Nous sommes à Juniper, un petit village écossais proche d’Edimbourg. Adeline, dite Addie, a 11 ans et deux sœurs jumelles plus grandes, Nina et Keedie. Keedie vient d’entrer à la fac et Nina, pour l’heure, est YouTubeuse beauté. Addie est autiste et grâce à elle, nous allons découvrir de l’intérieur ce que vit une autiste, quel est son rapport au monde et aux autres et comment se manifeste sa différence.
En cours avec Mlle Murphy, Addie apprend un jour qu’au Moyen âge, les habitants de Juniper ont accusé des femmes de sorcellerie, les ont torturées et les ont soumises à une épreuve qui les conduisait soit à la noyade soit à la pendaison, ne leur laissant dans tous les cas aucune chance.
Cette histoire bouleverse Addie. Elle devient obnubilée par le sort de ces femmes qui ont été oubliées. Est-ce parce que leur marginalité lui rappelle la sienne ? Elle décide de soumettre au conseil du village une proposition : ériger un mémorial en l’honneur de la cinquantaine d’entre elles qui ont péri d’une manière aussi atroce, par la faute des villageois de l’époque et des autorités ecclésiales.

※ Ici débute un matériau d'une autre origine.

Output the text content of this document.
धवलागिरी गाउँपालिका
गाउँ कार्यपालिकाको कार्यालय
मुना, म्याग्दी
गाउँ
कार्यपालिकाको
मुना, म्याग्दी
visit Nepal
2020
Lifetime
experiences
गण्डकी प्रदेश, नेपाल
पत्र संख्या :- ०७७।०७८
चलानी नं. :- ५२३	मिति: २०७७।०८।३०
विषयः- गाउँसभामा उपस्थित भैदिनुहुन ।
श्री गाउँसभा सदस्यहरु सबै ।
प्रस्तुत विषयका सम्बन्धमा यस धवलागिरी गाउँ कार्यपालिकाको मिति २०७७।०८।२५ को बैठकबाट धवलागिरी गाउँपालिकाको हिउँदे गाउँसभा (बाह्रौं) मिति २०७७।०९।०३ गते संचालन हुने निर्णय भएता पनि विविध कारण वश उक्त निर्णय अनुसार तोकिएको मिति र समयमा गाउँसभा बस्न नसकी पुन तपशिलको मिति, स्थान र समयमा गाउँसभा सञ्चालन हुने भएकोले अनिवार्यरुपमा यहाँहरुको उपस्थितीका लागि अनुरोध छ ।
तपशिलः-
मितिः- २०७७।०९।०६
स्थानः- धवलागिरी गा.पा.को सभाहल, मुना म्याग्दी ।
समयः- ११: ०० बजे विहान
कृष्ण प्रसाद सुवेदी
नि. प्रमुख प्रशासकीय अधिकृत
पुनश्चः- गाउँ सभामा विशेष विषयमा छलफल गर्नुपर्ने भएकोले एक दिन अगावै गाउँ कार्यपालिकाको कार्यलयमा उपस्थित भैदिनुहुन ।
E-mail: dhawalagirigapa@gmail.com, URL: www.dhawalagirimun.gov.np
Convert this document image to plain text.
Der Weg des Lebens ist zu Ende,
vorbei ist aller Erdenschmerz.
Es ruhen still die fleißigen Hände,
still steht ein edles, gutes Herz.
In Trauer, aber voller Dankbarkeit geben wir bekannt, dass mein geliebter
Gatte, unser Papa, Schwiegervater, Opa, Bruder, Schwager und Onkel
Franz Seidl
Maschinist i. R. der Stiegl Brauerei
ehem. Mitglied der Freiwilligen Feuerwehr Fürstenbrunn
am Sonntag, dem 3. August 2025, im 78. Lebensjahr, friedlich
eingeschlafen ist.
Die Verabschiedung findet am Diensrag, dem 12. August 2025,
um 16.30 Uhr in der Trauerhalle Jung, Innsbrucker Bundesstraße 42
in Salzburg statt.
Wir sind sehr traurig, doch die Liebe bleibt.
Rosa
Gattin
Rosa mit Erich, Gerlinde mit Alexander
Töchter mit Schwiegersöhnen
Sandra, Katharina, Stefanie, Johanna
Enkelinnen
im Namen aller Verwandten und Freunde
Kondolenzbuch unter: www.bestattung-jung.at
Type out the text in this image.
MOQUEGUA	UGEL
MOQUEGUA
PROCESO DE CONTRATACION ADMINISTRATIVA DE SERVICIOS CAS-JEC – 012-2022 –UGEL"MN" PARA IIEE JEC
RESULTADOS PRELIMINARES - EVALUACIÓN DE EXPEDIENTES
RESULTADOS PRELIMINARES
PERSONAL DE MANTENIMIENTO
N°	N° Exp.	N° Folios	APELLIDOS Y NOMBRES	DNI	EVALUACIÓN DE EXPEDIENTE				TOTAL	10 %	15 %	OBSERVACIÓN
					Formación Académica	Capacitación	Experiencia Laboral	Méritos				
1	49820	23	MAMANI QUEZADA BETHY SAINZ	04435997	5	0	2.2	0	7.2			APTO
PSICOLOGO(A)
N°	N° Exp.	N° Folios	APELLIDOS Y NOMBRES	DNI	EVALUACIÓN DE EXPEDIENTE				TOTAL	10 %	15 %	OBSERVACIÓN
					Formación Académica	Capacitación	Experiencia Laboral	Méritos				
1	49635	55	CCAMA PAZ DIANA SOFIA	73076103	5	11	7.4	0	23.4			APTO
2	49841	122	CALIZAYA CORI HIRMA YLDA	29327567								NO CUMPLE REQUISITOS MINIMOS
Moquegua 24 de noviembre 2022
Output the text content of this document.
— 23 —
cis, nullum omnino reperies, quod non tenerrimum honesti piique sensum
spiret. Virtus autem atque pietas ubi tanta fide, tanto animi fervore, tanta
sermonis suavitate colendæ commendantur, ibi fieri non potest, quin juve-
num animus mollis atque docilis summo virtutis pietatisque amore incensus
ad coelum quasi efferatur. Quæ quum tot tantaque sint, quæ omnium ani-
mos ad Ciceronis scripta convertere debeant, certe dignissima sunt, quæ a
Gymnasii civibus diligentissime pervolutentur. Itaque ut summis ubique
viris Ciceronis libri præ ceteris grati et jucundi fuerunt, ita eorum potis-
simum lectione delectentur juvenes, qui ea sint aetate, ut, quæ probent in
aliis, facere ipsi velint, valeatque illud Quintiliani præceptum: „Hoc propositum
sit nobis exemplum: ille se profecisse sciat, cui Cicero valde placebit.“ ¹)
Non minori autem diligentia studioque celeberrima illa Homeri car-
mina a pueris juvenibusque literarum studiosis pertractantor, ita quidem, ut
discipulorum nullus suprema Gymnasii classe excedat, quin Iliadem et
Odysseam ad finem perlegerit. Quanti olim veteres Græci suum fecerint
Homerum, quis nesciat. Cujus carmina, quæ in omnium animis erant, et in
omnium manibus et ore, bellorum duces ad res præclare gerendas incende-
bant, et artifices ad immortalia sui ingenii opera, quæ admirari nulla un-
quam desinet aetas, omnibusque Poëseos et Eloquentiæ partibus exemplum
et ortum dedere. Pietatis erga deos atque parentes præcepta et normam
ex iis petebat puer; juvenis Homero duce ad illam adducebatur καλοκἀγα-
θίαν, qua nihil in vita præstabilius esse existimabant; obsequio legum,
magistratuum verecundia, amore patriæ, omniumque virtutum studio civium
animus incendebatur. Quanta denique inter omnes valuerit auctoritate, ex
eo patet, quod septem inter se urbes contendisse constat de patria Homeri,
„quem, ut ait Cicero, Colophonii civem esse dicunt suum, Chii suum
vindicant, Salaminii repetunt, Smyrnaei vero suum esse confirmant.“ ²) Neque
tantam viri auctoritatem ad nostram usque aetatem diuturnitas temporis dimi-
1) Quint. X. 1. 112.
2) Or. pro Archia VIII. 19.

Si elle rencontre d’abord le scepticisme du conseil et surtout l’opposition de son président, qui ne voit pas l’intérêt pour son village de remuer cette vieille histoire, Addie ne va pas lâcher l’affaire, soutenue par sa famille et par Audrey, une nouvelle, une Anglaise qui arrive dans sa classe, en provenance de Londres et qui va devenir peu à peu son amie. Sa première amie.
Dans sa famille, Addie peut compter sur une alliée, qui la comprend pour ainsi dire de l’intérieur : Keedie est autiste elle aussi et pour cette raison se sent plus proche de sa petite sœur que de sa jumelle, Nina. Et surtout, ce qui aura une importance pour la suite du récit d’Elle McNicoll, Keedie a eu la même institutrice qu’Addie, la redoutable Mlle Murphy…
Le livre s’appelle Les étincelles invisibles. C’est par cette appellation poétique que l’autrice, elle-même autiste, décrit les sensations qu’elle éprouve quand les situations qu’elle doit affronter provoquent une surstimulation de toute sa personne, conduisant à des réactions excessives souvent incompréhensibles pour son entourage, incapable d’en repérer les causes. Les autistes ressemblent à des écorchés vifs, hypersensibles aux sons, aux bruits, au toucher. Les contacts corporels, les manifestations d’affection que nous, les « neurotypiques », trouvons naturelles, déclenchent en eux des réactions imprévisibles. D’une façon générale, les autistes sont « trop » et c’est ce « trop » qu’Elle McNicoll nous fait découvrir au fil de son roman en suivant parallèlement deux trames : les démêlées d’Addie, proches du harcèlement, avec son enseignante et certaines élèves qui ne la supportent pas ; son combat pour obtenir de son village qu’il érige ce mémorial dédié aux sorcières de Juniper.
Le livre d’Elle McNicoll est plus qu’une simple leçon d’empathie et de tolérance vis-à-vis des autistes. En nous faisant vivre de l’intérieur la vie de l’une d’entre elles, il nous fait prendre conscience de tout ce que nous avons peut-être bridé nous aussi de notre sensibilité pour paraître « normaux », nous intégrer à la société et la supporter, jusqu’à parfois renoncer à être nous-mêmes. Addie a une expression pour ça : « faire le caméléon ». Autrement dit, pour nous, les neurotypiques, se résigner au conformisme.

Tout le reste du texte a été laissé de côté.